More worrisome than the total budget on education was the fact that Finance Minister, Sitharaman devoted almost no time to outline its schemes and ideas for education barring a mention about National Research Foundation which forms the recommendation of draft National Education Policy (NEP). This points at the government’s continued lack of importance given to education in the budget. And the situation was even worse for the health sector with only a passing reference given to the “role of Ayushman Bharat” in creating a healthy society. It is unfortunate that at a time when over 100 children recently died in Muzaffarpur district in Bihar, and many more tragedies happen every day due to poor health facilities, health is still seemingly very low on this government’s list of priorities.

The link between productivity and growth, and, education and health is an established one, yet despite setting up such ambitious targets of growth, education and health sectors haven’t received the attention that they need. These important discussions unfortunately remain hidden under the garb of pursuing growth and development in terms of only GDP numbers.

Finally, the budget’s lack of focus on fostering equality is another pertinent issue that goes ignored by masquerading growth and development as a single number. The most common error we make when equating development with GDP number is ignoring the fact of the distribution of resources. It is possible, and indeed most likely, that most of the growth in the next 5 years will come from only a few richest individuals in the country while incomes of the poor remain stagnant or grow at a very slow pace.

According to the Oxfam report, India’s richest 1% hold 73% of the total wealth in the country as of 2019, and this number has been on the rise; the previous year richest 1% held 58% of the total country’s wealth.
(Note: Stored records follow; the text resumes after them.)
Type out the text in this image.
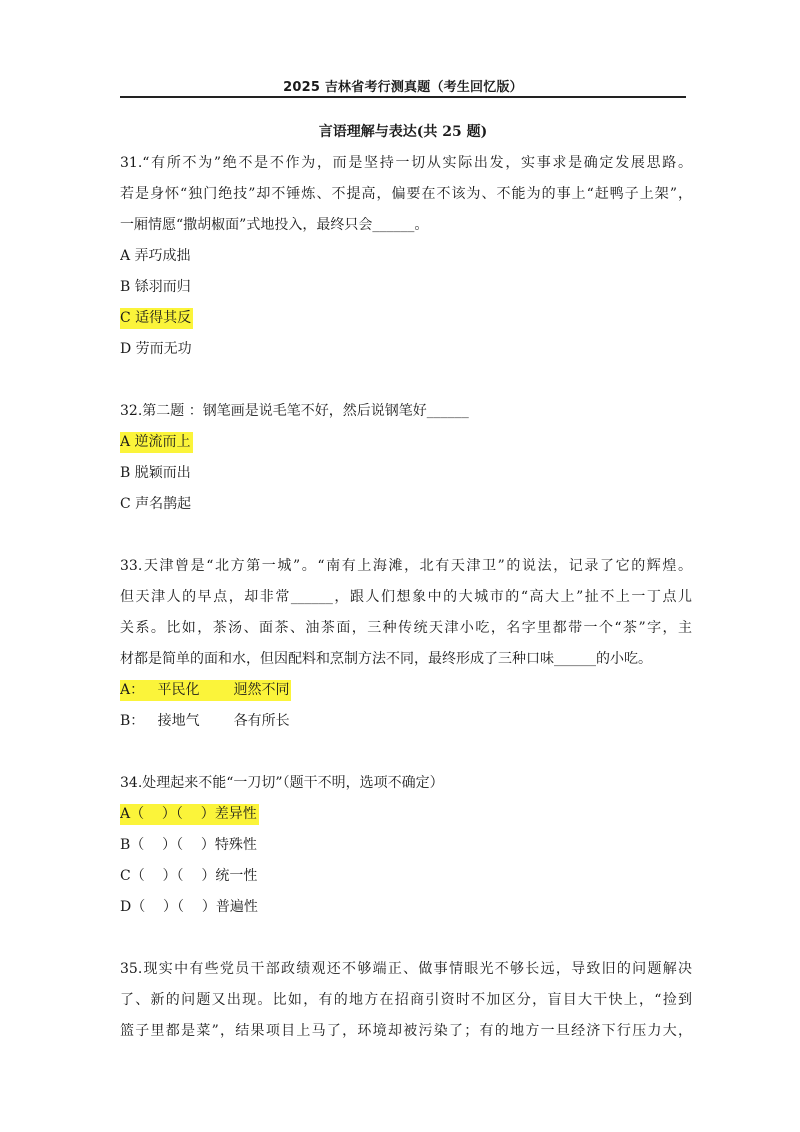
2025 吉林省考行测真题（考生回忆版）
言语理解与表达(共 25 题)
31.“有所不为”绝不是不作为，而是坚持一切从实际出发，实事求是确定发展思路。
若是身怀“独门绝技”却不锤炼、不提高，偏要在不该为、不能为的事上“赶鸭子上架”，
一厢情愿“撒胡椒面”式地投入，最终只会______。
A 弄巧成拙
B 铩羽而归
C 适得其反
D 劳而无功
32.第二题 ：钢笔画是说毛笔不好，然后说钢笔好______
A 逆流而上
B 脱颖而出
C 声名鹊起
33.天津曾是“北方第一城”。“南有上海滩，北有天津卫”的说法，记录了它的辉煌。
但天津人的早点，却非常______，跟人们想象中的大城市的“高大上”扯不上一丁点儿
关系。比如，茶汤、面茶、油茶面，三种传统天津小吃，名字里都带一个“茶”字，主
材都是简单的面和水，但因配料和烹制方法不同，最终形成了三种口味______的小吃。
A： 平民化 迥然不同
B： 接地气 各有所长
34.处理起来不能“一刀切”（题干不明，选项不确定）
A（    ）（    ）差异性
B（    ）（    ）特殊性
C（    ）（    ）统一性
D（    ）（    ）普遍性
35.现实中有些党员干部政绩观还不够端正、做事情眼光不够长远，导致旧的问题解决
了、新的问题又出现。比如，有的地方在招商引资时不加区分，盲目大干快上，“捡到
篮子里都是菜”，结果项目上马了，环境却被污染了；有的地方一旦经济下行压力大，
Meanwhile, the poorest 50% of the country improved their incomes only by 1%. It is important to keep in mind these numbers, because a high GDP after 5 years may not entirely turn out in favour of the country’s well-being if it is not well-balanced. Therefore, the discussions around GDP growth must also include the components and vision for what is to be expected from these numbers which have evaded the public discourse around this 5$ trillion dollar goal so far.